In his post, Vaturi claimed the investigation was instigated by the “deep state prosecution” and the “attorney general of Kaplan Force,” referring to an anti-government protest group, while charging that the probe was an attempt “to take revenge against right-wing Knesset members.”
He said that prosecutors should investigate opposition MKs and activists before turning to him.
Sukkot, who was recently forced out of the Knesset under the Norwegian Law, listed incidents that were not investigated, complaining, “They only invite us for questioning.”

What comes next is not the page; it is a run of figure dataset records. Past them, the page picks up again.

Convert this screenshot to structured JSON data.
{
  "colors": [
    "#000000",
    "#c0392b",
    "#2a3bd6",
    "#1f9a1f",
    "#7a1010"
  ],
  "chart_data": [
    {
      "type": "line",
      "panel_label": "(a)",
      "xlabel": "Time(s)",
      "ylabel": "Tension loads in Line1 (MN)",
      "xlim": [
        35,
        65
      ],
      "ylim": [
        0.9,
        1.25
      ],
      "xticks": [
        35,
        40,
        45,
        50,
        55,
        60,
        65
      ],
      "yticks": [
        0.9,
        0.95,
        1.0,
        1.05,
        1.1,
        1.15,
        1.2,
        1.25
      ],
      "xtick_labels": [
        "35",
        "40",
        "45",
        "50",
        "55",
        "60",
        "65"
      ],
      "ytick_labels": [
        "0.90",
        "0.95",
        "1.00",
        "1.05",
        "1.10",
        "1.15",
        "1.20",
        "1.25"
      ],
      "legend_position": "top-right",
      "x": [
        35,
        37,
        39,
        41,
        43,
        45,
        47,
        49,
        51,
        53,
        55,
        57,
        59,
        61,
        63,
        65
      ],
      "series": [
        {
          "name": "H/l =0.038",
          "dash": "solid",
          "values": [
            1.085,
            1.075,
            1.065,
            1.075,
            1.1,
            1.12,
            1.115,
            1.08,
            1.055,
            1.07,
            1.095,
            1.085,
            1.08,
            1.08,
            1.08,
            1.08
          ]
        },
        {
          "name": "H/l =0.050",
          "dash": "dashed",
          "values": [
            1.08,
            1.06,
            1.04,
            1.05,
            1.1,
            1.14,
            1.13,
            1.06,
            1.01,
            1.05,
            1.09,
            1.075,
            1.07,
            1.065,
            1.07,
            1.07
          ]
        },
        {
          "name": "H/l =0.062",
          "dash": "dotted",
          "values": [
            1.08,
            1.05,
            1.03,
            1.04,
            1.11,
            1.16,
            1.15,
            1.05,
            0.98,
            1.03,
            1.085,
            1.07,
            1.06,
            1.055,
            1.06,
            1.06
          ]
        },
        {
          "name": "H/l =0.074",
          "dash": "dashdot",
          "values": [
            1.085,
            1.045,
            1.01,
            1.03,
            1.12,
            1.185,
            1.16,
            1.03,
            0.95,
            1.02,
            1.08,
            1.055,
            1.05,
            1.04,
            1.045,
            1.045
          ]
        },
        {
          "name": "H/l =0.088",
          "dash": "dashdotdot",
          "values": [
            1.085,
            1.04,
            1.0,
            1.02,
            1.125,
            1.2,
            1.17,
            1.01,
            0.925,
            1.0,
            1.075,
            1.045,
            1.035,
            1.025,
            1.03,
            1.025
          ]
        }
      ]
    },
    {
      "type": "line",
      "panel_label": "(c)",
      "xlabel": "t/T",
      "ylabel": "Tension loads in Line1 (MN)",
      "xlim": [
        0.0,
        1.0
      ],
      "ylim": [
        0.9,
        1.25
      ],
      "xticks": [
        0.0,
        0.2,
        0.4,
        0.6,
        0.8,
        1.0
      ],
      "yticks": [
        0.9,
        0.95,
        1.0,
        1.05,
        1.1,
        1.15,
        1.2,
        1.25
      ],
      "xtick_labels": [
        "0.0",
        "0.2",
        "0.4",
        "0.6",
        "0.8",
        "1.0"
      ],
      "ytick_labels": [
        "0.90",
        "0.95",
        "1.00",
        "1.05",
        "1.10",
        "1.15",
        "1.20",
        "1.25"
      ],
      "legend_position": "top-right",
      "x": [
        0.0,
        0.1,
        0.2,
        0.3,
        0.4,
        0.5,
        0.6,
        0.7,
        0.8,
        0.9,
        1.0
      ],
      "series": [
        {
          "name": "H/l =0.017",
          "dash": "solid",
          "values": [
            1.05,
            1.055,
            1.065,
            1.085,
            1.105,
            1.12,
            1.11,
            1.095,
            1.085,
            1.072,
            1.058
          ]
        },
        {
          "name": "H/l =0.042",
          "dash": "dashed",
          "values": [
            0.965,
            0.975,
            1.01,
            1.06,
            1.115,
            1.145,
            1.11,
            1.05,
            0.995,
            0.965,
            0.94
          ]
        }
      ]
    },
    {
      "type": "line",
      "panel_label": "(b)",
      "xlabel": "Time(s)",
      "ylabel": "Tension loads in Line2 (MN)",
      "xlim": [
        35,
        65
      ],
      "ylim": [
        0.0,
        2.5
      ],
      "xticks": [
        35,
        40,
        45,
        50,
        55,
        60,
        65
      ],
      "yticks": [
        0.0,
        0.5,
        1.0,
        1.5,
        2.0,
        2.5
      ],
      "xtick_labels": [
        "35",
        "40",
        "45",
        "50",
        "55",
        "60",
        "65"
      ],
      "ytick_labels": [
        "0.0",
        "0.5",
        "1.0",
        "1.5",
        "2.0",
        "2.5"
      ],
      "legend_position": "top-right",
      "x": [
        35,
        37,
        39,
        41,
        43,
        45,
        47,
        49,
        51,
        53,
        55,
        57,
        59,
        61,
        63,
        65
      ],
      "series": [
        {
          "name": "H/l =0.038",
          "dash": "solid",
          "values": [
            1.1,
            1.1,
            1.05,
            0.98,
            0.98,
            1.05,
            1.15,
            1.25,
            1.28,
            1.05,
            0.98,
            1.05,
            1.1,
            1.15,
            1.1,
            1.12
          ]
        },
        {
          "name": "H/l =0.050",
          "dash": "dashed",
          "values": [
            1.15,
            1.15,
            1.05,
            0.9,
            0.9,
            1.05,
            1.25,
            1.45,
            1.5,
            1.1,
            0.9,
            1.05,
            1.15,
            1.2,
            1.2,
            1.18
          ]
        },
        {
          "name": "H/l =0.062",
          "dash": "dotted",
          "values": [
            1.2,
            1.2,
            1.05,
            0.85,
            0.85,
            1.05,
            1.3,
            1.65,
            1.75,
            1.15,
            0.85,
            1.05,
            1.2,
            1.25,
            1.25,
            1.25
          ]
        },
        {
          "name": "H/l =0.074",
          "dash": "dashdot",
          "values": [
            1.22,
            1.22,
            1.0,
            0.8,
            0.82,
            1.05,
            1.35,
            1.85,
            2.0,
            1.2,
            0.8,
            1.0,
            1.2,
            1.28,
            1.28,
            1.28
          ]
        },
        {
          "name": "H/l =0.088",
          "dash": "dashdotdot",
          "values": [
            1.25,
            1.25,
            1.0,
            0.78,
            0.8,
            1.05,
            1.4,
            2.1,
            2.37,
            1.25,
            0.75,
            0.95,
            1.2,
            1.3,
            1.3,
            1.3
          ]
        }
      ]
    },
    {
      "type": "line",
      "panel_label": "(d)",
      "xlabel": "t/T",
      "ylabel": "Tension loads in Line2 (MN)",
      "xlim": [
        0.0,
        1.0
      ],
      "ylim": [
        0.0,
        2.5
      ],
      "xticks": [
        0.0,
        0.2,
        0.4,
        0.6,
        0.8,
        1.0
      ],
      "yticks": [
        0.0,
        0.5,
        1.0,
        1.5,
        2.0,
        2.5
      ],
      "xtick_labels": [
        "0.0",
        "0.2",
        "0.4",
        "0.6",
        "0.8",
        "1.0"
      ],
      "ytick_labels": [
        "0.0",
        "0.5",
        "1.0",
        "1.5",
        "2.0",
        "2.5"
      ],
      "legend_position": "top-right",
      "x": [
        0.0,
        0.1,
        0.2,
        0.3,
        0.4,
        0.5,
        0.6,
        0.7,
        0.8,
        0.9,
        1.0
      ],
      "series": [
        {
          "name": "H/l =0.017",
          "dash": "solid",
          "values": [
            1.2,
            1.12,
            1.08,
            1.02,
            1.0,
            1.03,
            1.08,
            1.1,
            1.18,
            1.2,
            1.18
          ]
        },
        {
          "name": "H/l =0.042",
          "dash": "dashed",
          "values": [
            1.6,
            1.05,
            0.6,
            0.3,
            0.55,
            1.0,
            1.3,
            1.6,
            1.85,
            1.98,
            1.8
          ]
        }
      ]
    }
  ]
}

He claimed the investigation into the leak of footage showing IDF servicemen sexually abusing a Palestinian security prisoner at Sde Teiman was “buried” by the High Court, while an investigation into Labor MK Naama Lazimi for setting fires during a protest was also “buried” by Baharav-Miara despite a police request.
Israeli soldiers and police clash with right-wing protesters who broke into the Beit Lid army base following the detention of IDF reservists suspected of abuse of a Gaza terror suspect, July 29, 2024. (Oren Ziv / AFP)
“The leak of the protocol from the Knesset by Gilad Kariv, — despite the request of the Knesset officer, there is no investigation,” he continued, referring to suspicions in January that the Labor lawmaker leaked secret protocols from the Knesset Foreign Affairs and Defense Committee. “The deep state wants us in jail. Full stop.”
Amid an influx in Palestinian detainees due to the Gaza war, the military opened a detention facility at a base located in Sde Teiman in southern Israel, where it held Gazans suspected of terror activities. Various reports have alleged widespread misconduct and abuse at the site, including extreme use of physical restraints, beatings, neglect of medical problems, arbitrary punishments and more.
This led the army to launch a number of investigations related to incidents at the facility.
When Military Police arrived at Sde Teiman on July 29 seeking to detain the soldiers in connection to an incident of suspected “serious abuse of a detainee,” angry riots that included the far-right politicians and other activists storming two IDF facilities broke out demanding the soldiers be released.
Throughout the Israel-Hamas war, Sde Teiman has been used to hold more than 1,000 detainees from Gaza who were suspected of terrorist activity. The majority were suspected of taking part in Hamas’s October 7 attack on Israel, in which terrorists killed some 1,200 people and took 251 hostages, though some were arrested during the subsequent IDF campaign in Gaza.
This undated photo taken in winter 2023 and provided by Breaking the Silence, a whistleblower group of former Israeli soldiers, shows blindfolded Palestinians captured in the Gaza Strip in a detention facility on the Sde Teiman military base in southern Israel. (Breaking The Silence via AP)
A petition was filed last year to the High Court of Justice demanding the facility be shut down amid the accusations. In a ruling in September 2024, the court warned the state that it must abide by the law, but did not order the government to shut the prison down.
The court noted in its final decision that conditions at Sde Teiman had changed significantly since the motion was filed. Amid the legal pressure, the government vastly reduced the number of detainees held at the facility from some 700 at its peak to several dozen as of the end of August.
The government also told the court in a written submission that it had reduced the use of restraints, and was providing food and medical treatment in accordance with the requirements of the law.